Now for the second portion of the message--namely, that the burdens of improvements would be general, while their benefits would be local and partial, involving an obnoxious inequality.
That there is some degree of truth in this position, I shall not deny. No commercial object of government patronage can be so exclusively general as to not be of some peculiar local advantage. The navy, as I understand it, was established, and is maintained at a great annual expense, partly to be ready for war when war shall come, and partly also, and perhaps chiefly, for the protection of our commerce on the high seas. This latter object is, for all I can see, in principle the same as internal improvements. The driving a pirate from the track of commerce on the broad ocean, and the removing of a snag from its more narrow path in the Mississippi River, cannot, I think, be distinguished in principle. Each is done to save life and property, and for nothing else.
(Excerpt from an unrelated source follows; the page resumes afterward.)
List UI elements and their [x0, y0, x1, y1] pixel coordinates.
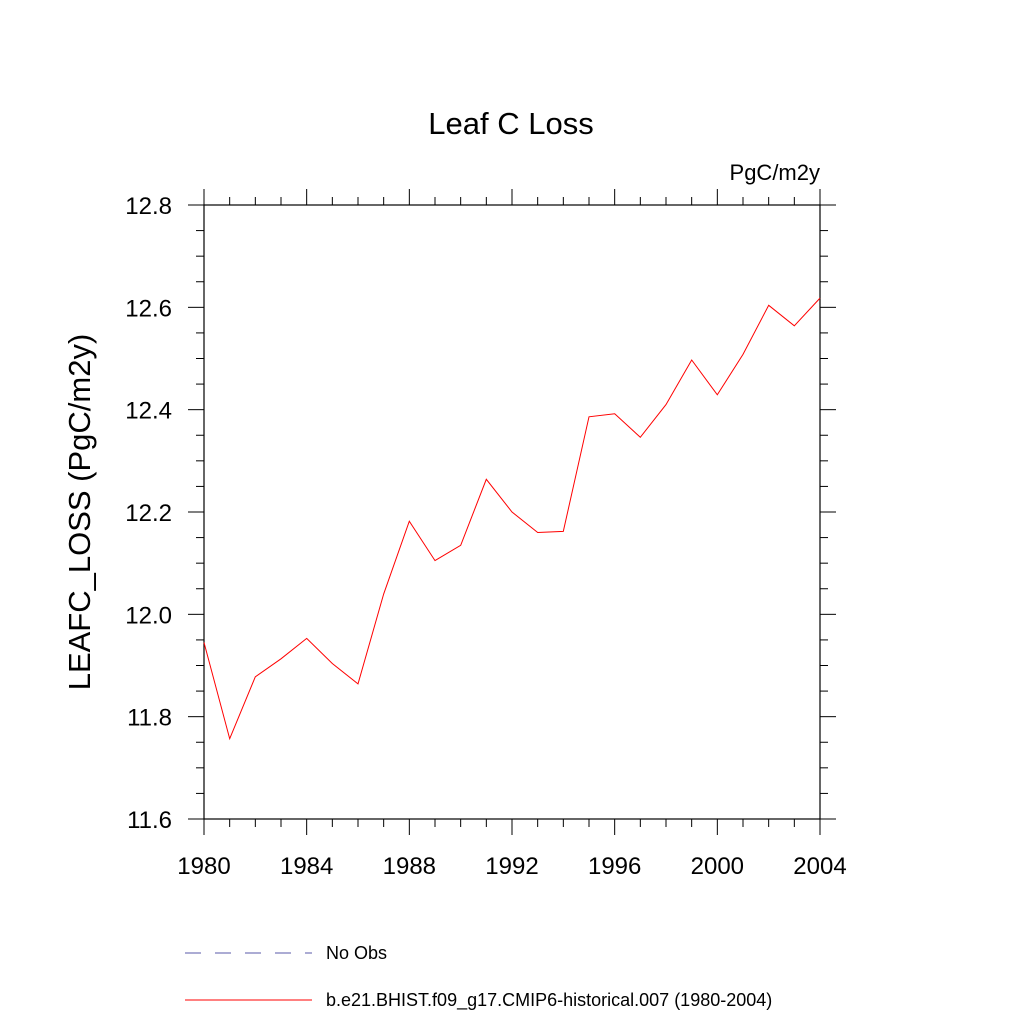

The navy, then, is the most general in its benefits of all this class of objects; and yet even the navy is of some peculiar advantage to Charleston, Baltimore, Philadelphia, New York, and Boston, beyond what it is to the interior towns of Illinois. The next most general object I can think of would be improvements on the Mississippi River and its tributaries. They touch thirteen of our States-Pennsylvania, Virginia, Kentucky, Tennessee, Mississippi, Louisiana, Arkansas, Missouri, Illinois, Indiana, Ohio, Wisconsin, and Iowa. Now I suppose it will not be denied that these thirteen States are a little more interested in improvements on that great river than are the remaining seventeen. These instances of the navy and the Mississippi River show clearly that there is something of local advantage in the most general objects. But the converse is also true. Nothing is so local as to not be of some general benefit. Take, for instance, the Illinois and Michigan Canal. Considered apart from its effects, it is perfectly local. Every inch of it is within the State of Illinois. That canal was first opened for business last April. In a very few days we were all gratified to learn, among other things, that sugar had been carried from New Orleans through this canal to Buffalo in New York. This sugar took this route, doubtless, because it was cheaper than the old route.
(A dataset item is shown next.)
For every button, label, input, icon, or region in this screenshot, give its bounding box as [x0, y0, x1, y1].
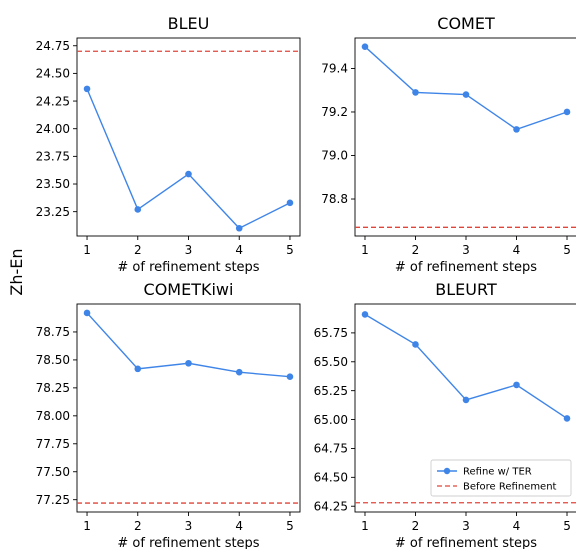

Supposing benefit of the reduction in the cost of carriage to be shared between seller and the buyer, result is that the New Orleans merchant sold his sugar a little dearer, and the people of Buffalo sweetened their coffee a little cheaper, than before,--a benefit resulting from the canal, not to Illinois, where the canal is, but to Louisiana and New York, where it is not. In other transactions Illinois will, of course, have her share, and perhaps the larger share too, of the benefits of the canal; but this instance of the sugar clearly shows that the benefits of an improvement are by no means confined to the particular locality of the improvement itself. The just conclusion from all this is that if the nation refuse to make improvements of the more general kind because their benefits may be somewhat local, a State may for the same reason refuse to make an improvement of a local kind because its benefits may be somewhat general. A State may well say to the nation, "If you will do nothing for me, I will do nothing for you." Thus it is seen that if this argument of "inequality" is sufficient anywhere, it is sufficient everywhere, and puts an end to improvements altogether. I hope and believe that if both the nation and the States would, in good faith, in their respective spheres do what they could in the way of improvements, what of inequality might be produced in one place might be compensated in another, and the sum of the whole might not be very unequal.